The 32 foreign ministers from NATO countries then swiftly fell into line with an endorsement on December 8 of the U.S. move to expand NATO military operations into southern Afghanistan, where stiffer fighting is expected than in the northern and western parts of the country, where they are currently based.

Rice refused to comment—on “national security” grounds—about the existence of the CIA prisons. She stated, however, that “as a matter of U.S. policy, the United States’ obligations under the CAT [UN Convention Against Torture], which prohibits cruel, inhumane, and degrading treatment—those obligations extend to U.S. personnel wherever they are, whether they are in the United States or outside of the United States.”

Previous statements by some U.S. government officials, including Attorney General Alberto Gonzales, indicated that such official restrictions only applied inside the United States. White House spokesman Scott McClellan, on the other hand, insisted Rice’s comments were “existing policy.”

However, the various “interrogation” techniques that would be covered by a formal ban on torture, such as sleep deprivation and threats to drown an individual strapped to a plank, are not spelled out. According to human rights groups and press accounts, the U.S. government has used such methods.

“I think we have gotten guarantees and all the satisfactory answers we can hope for,” said Netherlands foreign minister Ben Bot. The Dutch government had been among those most critical of the U.S. treatment of such detainees. The Dutch cabinet is now expected to vote December 19 on deploying 1,200 additional troops to the expanded NATO force in Afghanistan. In that Central Asian country there are currently 12,000 U.S. soldiers and 9,200 NATO troops, with an additional 6,000 of the latter to be added next year.

The agreement Rice signed with the Romanian government December 6 allows up to 1,500 U.S. troops to use a main base and airfield near the Black Sea port city of Constanta, plus three other facilities in the area, Bloomberg News reported. Troops will be rotated into these “forward operating sites” as needed for conducting operations and training in the area.

At a meeting of the Southeastern Europe Defense Ministerial, held for the first time in the United States December 5-6, U.S. defense secretary Donald Rumsfeld hailed the group’s decision to undertake its first deployment of the Southeastern Europe Brigade.

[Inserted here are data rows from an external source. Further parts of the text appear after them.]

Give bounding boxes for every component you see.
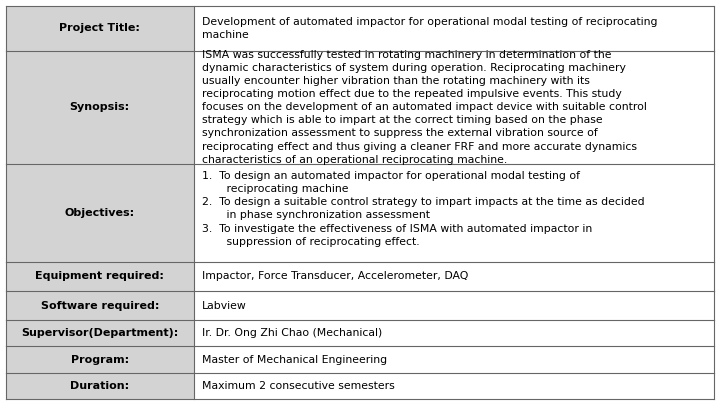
Text: strategy which is able to impart at the correct timing based on the phase: strategy which is able to impart at the … xyxy=(202,115,602,125)
Text: Project Title:: Project Title: xyxy=(59,23,140,33)
Bar xyxy=(194,291,714,320)
Text: Maximum 2 consecutive semesters: Maximum 2 consecutive semesters xyxy=(202,381,395,391)
Bar xyxy=(6,346,194,373)
Bar xyxy=(6,291,194,320)
Bar xyxy=(194,262,714,291)
Bar xyxy=(194,51,714,164)
Text: usually encounter higher vibration than the rotating machinery with its: usually encounter higher vibration than … xyxy=(202,76,590,86)
Text: ISMA was successfully tested in rotating machinery in determination of the: ISMA was successfully tested in rotating… xyxy=(202,50,611,60)
Bar xyxy=(6,51,194,164)
Text: Objectives:: Objectives: xyxy=(65,208,135,218)
Text: Master of Mechanical Engineering: Master of Mechanical Engineering xyxy=(202,355,387,364)
Bar xyxy=(194,346,714,373)
Text: Supervisor(Department):: Supervisor(Department): xyxy=(21,328,179,338)
Text: synchronization assessment to suppress the external vibration source of: synchronization assessment to suppress t… xyxy=(202,128,598,139)
Bar xyxy=(6,164,194,262)
Text: Synopsis:: Synopsis: xyxy=(70,102,130,112)
Bar xyxy=(194,164,714,262)
Text: reciprocating effect and thus giving a cleaner FRF and more accurate dynamics: reciprocating effect and thus giving a c… xyxy=(202,142,636,151)
Text: focuses on the development of an automated impact device with suitable control: focuses on the development of an automat… xyxy=(202,102,647,112)
Text: machine: machine xyxy=(202,30,248,40)
Bar xyxy=(6,262,194,291)
Text: reciprocating motion effect due to the repeated impulsive events. This study: reciprocating motion effect due to the r… xyxy=(202,89,621,99)
Text: Development of automated impactor for operational modal testing of reciprocating: Development of automated impactor for op… xyxy=(202,17,657,27)
Text: 2.  To design a suitable control strategy to impart impacts at the time as decid: 2. To design a suitable control strategy… xyxy=(202,197,644,207)
Bar xyxy=(6,373,194,399)
Text: in phase synchronization assessment: in phase synchronization assessment xyxy=(202,210,430,220)
Text: 3.  To investigate the effectiveness of ISMA with automated impactor in: 3. To investigate the effectiveness of I… xyxy=(202,224,592,234)
Text: Ir. Dr. Ong Zhi Chao (Mechanical): Ir. Dr. Ong Zhi Chao (Mechanical) xyxy=(202,328,382,338)
Bar xyxy=(194,373,714,399)
Text: reciprocating machine: reciprocating machine xyxy=(202,184,348,194)
Text: Duration:: Duration: xyxy=(71,381,130,391)
Bar xyxy=(194,6,714,51)
Text: dynamic characteristics of system during operation. Reciprocating machinery: dynamic characteristics of system during… xyxy=(202,63,626,73)
Text: Impactor, Force Transducer, Accelerometer, DAQ: Impactor, Force Transducer, Acceleromete… xyxy=(202,271,468,281)
Bar xyxy=(194,320,714,346)
Bar xyxy=(6,6,194,51)
Text: 1.  To design an automated impactor for operational modal testing of: 1. To design an automated impactor for o… xyxy=(202,171,580,181)
Text: Software required:: Software required: xyxy=(40,301,159,311)
Text: Labview: Labview xyxy=(202,301,246,311)
Text: Program:: Program: xyxy=(71,355,129,364)
Text: suppression of reciprocating effect.: suppression of reciprocating effect. xyxy=(202,237,419,247)
Bar xyxy=(6,320,194,346)
Text: Equipment required:: Equipment required: xyxy=(35,271,164,281)
Text: characteristics of an operational reciprocating machine.: characteristics of an operational recipr… xyxy=(202,155,507,165)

It’s going to Afghanistan in February 2006 to operate as part of the NATO mission. The Ministerial, formed in 1996, includes the governments of Italy, Greece, Turkey, Albania, Bulgaria, Romania, Macedonia, Slovenia, Croatia, and Ukraine.

In a major speech in defense of U.S. troop operations in Iraq, presented December 7 before the Council on Foreign Relations, President George Bush emphasized their role in carrying out some small-scale localized reconstruction efforts. “We must recognize Iraq as the central front in the war on terror,” Bush said, and “we also have to win the battle after the battle.”

Bush hailed the support given by Democratic senator Joseph Lieberman to the administration’s strategy in Iraq. He quoted from a recent letter by Lieberman that said, “What a colossal mistake it would be for America’s bipartisan political leadership to choose this moment in history to lose its will, and in a famous phrase, to seize defeat from the jaws of the coming victory.”